Er klinkt iets verbitterds in door. Inderdaad is Koos van Zomeren niet de lievelingsschrijver van het grote publiek, wat meer zegt over het grote publiek dan over Koos van Zomeren. Maar misschien is het grote publiek ook meer geïnteresseerd in de personages van een roman en hoe het hen vergaat dan in de problemen die een schrijver ermee heeft om hen op het rechte pad (het zijne) te houden.

Een roman van Van Zomeren is nooit een recht-toe-recht-aan-vertelling. Pas op de laatste bladzijde blijkt dat je als lezer een puzzel hebt gelegd. De schrijver doet het nu voorkomen dat het voor hem niet anders is: hij goochelt met autobiografische gegevens (Hans Riggeling, de hoofdpersoon in Het leven heeft geen geheimen, woont in zijn huis) en hij maakt de lezer deelgenoot van zijn worsteling met het verhaal. Hoe brengt hij de personages die hij verzon, de beelden, de situaties, samen tot één geloofwaardig, relevant geheel?
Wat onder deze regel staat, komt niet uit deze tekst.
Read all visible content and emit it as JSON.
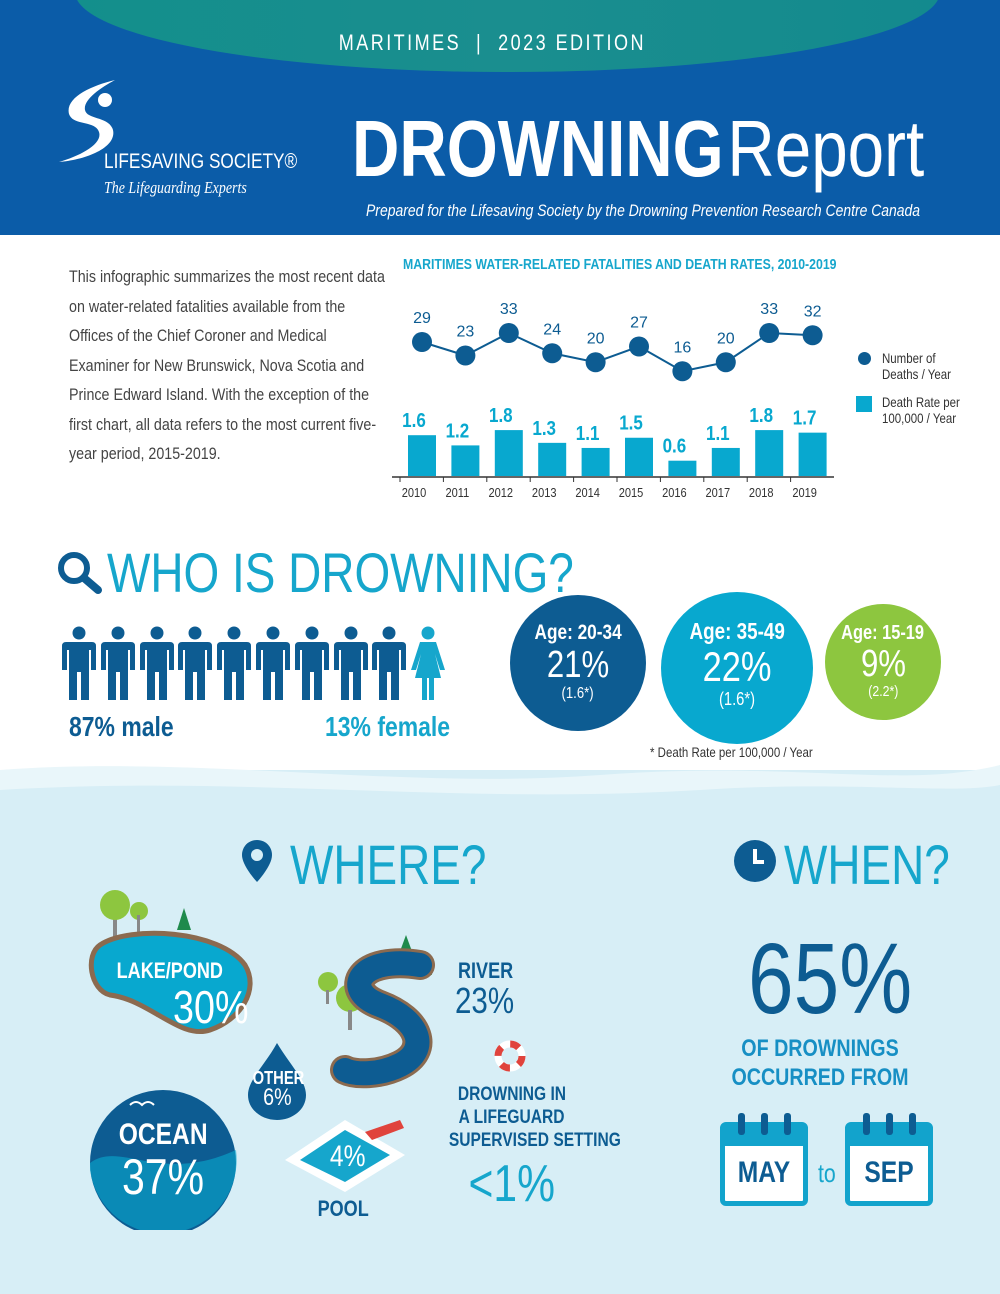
{
  "header": {
    "edition": "MARITIMES  |  2023 EDITION",
    "logo_name": "LIFESAVING SOCIETY®",
    "logo_tagline": "The Lifeguarding Experts",
    "title_bold": "DROWNING",
    "title_light": "Report",
    "subtitle": "Prepared for the Lifesaving Society by the Drowning Prevention Research Centre Canada"
  },
  "intro": "This infographic summarizes the most recent data on water-related fatalities available from the Offices of the Chief Coroner and Medical Examiner for New Brunswick, Nova Scotia and Prince Edward Island. With the exception of the first chart, all data refers to the most current five-year period, 2015-2019.",
  "chart_data": {
    "type": "bar+line",
    "title": "MARITIMES WATER-RELATED FATALITIES AND DEATH RATES, 2010-2019",
    "categories": [
      "2010",
      "2011",
      "2012",
      "2013",
      "2014",
      "2015",
      "2016",
      "2017",
      "2018",
      "2019"
    ],
    "series": [
      {
        "name": "Number of Deaths / Year",
        "type": "line",
        "values": [
          29,
          23,
          33,
          24,
          20,
          27,
          16,
          20,
          33,
          32
        ],
        "color": "#0d5c92"
      },
      {
        "name": "Death Rate per 100,000 / Year",
        "type": "bar",
        "values": [
          1.6,
          1.2,
          1.8,
          1.3,
          1.1,
          1.5,
          0.6,
          1.1,
          1.8,
          1.7
        ],
        "color": "#08a8cf"
      }
    ],
    "legend_placement": "right",
    "grid": false
  },
  "who": {
    "heading": "WHO IS DROWNING?",
    "male": "87% male",
    "female": "13% female",
    "male_share": 87,
    "female_share": 13,
    "ages": [
      {
        "label": "Age: 20-34",
        "pct": "21%",
        "rate": "(1.6*)",
        "color": "#0d5c92"
      },
      {
        "label": "Age: 35-49",
        "pct": "22%",
        "rate": "(1.6*)",
        "color": "#08a8cf"
      },
      {
        "label": "Age: 15-19",
        "pct": "9%",
        "rate": "(2.2*)",
        "color": "#8dc63f"
      }
    ],
    "footnote": "* Death Rate per 100,000 / Year"
  },
  "where": {
    "heading": "WHERE?",
    "lake_label": "LAKE/POND",
    "lake_pct": "30%",
    "river_label": "RIVER",
    "river_pct": "23%",
    "other_label": "OTHER",
    "other_pct": "6%",
    "ocean_label": "OCEAN",
    "ocean_pct": "37%",
    "pool_label": "POOL",
    "pool_pct": "4%",
    "lifeguard_lines": [
      "DROWNING IN",
      "A LIFEGUARD",
      "SUPERVISED SETTING"
    ],
    "lifeguard_pct": "<1%"
  },
  "when": {
    "heading": "WHEN?",
    "pct": "65%",
    "line1": "OF DROWNINGS",
    "line2": "OCCURRED FROM",
    "from": "MAY",
    "to_word": "to",
    "to": "SEP"
  },
  "colors": {
    "dark_blue": "#0d5c92",
    "teal": "#08a8cf",
    "green": "#8dc63f",
    "header": "#0b5ca8",
    "bg_light": "#d7eef6"
  }
}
In het eerste deel van het boek gebeurt feitelijk niets. Hans Riggeling is door een ongeluk (een mountainbiker, toch al niet zijn favoriete mensensoort, botste tegen hem op – op het kerkhof nota bene) zijn stem kwijt. Hoe met dit isolement om te gaan, des te meer omdat Riggeling beroepsmatig gezien niet meer dan zijn stem wás? Riggeling brengt de meeste tijd thuis door, het verleden herkauwend. Op bladzijde 40: ‘Eindelijk, er gebeurt iets. De lucht verkleurt van blauw naar grijs, van grijs naar paars, van paars naar zwart.’ Onweer, een beetje regen, hagel. Het is hier dat de lezer zich afvraagt of het in deze vertelling bij deze ene gebeurtenis zal blijven. Voor alle zekerheid controleert hij het nog even, maar er staat wel degelijk ‘Roman’ op de titelpagina.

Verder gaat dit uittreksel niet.